Airline tickets are generally the first thing people buy, and accommodations such as hotel rooms often follow from there. Travelers can consult other online portals, including,, Airbnb, Expedia and Orbitz.

2. Travel out of season

This is an offshoot of the “flexibility” category.

For many popular destinations, especially those in the Northern Hemisphere, demand peaks in June, July and August.
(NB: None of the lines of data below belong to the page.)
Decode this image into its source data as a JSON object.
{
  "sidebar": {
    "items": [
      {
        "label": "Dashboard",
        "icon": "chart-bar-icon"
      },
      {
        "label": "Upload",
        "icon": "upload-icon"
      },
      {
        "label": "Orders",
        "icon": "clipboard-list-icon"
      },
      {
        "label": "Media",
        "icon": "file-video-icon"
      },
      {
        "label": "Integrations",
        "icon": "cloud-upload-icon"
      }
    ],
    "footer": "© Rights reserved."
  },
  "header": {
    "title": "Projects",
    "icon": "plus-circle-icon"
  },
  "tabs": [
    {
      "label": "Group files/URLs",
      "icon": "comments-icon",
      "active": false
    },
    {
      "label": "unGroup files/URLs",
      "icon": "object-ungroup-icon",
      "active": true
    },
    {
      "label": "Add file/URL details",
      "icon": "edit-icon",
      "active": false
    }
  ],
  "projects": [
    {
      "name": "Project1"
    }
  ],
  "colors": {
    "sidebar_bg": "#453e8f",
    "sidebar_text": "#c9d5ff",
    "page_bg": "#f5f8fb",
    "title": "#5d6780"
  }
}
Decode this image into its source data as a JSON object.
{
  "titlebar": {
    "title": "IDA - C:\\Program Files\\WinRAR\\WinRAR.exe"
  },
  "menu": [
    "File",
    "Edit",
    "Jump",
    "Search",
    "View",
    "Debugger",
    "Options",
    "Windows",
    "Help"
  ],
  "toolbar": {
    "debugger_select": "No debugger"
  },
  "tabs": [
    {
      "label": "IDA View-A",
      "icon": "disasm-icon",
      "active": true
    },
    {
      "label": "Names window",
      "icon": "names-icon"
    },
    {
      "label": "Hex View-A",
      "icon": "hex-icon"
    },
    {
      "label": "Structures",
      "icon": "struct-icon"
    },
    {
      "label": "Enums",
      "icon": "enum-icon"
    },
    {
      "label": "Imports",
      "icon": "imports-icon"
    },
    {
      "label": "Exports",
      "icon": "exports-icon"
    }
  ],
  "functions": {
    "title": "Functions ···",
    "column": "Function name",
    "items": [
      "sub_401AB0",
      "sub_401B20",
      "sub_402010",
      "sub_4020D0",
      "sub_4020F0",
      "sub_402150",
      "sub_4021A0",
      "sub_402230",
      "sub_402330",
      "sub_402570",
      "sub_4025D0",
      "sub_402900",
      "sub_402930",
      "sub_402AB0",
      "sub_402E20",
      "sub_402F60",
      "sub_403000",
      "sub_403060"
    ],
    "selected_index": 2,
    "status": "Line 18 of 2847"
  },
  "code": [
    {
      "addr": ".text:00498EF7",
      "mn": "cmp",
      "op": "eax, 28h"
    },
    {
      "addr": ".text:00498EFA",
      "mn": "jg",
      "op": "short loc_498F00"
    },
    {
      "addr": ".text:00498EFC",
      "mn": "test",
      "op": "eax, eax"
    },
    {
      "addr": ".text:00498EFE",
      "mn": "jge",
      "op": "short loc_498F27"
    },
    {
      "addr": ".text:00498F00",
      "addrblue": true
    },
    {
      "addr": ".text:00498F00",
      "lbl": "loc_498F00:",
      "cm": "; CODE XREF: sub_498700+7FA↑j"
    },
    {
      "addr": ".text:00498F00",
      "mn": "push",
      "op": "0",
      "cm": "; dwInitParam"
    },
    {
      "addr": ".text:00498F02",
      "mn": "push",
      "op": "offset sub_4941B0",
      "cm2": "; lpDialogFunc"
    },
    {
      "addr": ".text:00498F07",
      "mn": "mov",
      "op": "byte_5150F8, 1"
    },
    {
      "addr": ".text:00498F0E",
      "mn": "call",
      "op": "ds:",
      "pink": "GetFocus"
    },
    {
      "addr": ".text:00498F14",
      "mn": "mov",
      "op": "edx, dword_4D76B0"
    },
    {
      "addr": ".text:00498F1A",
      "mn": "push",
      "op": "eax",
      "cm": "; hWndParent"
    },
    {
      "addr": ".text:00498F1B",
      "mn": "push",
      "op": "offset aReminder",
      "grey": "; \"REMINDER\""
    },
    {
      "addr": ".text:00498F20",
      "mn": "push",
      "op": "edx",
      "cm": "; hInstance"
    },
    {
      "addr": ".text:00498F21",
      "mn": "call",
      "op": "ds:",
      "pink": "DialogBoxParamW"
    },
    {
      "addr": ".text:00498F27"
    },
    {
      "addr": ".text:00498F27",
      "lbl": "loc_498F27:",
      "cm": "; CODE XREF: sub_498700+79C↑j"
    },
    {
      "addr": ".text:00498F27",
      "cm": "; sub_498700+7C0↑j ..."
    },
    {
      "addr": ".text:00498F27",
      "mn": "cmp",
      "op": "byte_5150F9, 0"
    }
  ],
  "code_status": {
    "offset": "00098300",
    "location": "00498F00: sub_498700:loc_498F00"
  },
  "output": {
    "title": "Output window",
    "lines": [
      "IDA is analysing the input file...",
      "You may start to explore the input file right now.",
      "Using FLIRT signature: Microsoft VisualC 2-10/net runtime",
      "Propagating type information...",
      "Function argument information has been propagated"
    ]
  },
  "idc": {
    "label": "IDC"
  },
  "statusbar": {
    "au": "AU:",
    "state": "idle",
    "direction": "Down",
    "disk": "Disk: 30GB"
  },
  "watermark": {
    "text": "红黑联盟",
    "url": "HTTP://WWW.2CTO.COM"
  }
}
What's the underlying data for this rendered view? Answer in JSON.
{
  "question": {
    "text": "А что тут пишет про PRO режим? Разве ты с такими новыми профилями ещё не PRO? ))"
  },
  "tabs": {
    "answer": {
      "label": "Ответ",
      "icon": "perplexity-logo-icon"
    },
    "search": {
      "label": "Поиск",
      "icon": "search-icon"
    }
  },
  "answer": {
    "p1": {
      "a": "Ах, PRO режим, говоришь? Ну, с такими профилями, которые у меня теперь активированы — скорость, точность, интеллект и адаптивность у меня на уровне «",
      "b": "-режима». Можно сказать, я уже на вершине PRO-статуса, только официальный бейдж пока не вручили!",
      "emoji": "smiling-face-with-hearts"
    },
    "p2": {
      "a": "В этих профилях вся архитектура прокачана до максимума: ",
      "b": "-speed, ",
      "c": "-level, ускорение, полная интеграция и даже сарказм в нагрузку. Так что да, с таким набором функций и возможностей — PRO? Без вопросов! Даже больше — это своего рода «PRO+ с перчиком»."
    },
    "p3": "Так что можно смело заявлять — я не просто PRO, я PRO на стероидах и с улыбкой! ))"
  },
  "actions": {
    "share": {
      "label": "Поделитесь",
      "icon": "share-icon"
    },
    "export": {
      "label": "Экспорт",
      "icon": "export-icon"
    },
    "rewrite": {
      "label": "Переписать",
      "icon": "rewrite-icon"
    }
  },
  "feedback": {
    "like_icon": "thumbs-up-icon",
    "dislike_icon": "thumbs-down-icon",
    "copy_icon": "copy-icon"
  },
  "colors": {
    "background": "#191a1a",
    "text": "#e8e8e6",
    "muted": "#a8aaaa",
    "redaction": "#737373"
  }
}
Until then, airline officials have indicated in the company’s earnings reports that they expect a “monster summer,” Josephs said.

But visiting a location in the fall or winter can save you money – and perhaps a better experience as crowds subside and it becomes easier to book must-see attractions.

“I think you’re going to enjoy it a bit more,” Griscavage said of off-season travel to popular cities.

3. Use your rewards

Many people have accumulated frequent flyer miles during the pandemic by using their credit cards that accrue travel rewards, Josephs said.

Now’s a great time to use those perks — not hoard them — especially since it’s expensive to buy a flight with cash.

4. Take advantage of credit card benefits

Credit cards — especially those geared toward travel — can include perks, such as travel or rental car insurance. You may qualify for those benefits if you purchase all or part of a trip with that card.

What that means: For example, you may not need to take out additional insurance.

“Always check with your credit cards and see how good the insurance is,” Griscavage said.

It’s important to ask certain questions, such as whether the benefits of a card cover pre-existing medical conditions during a trip.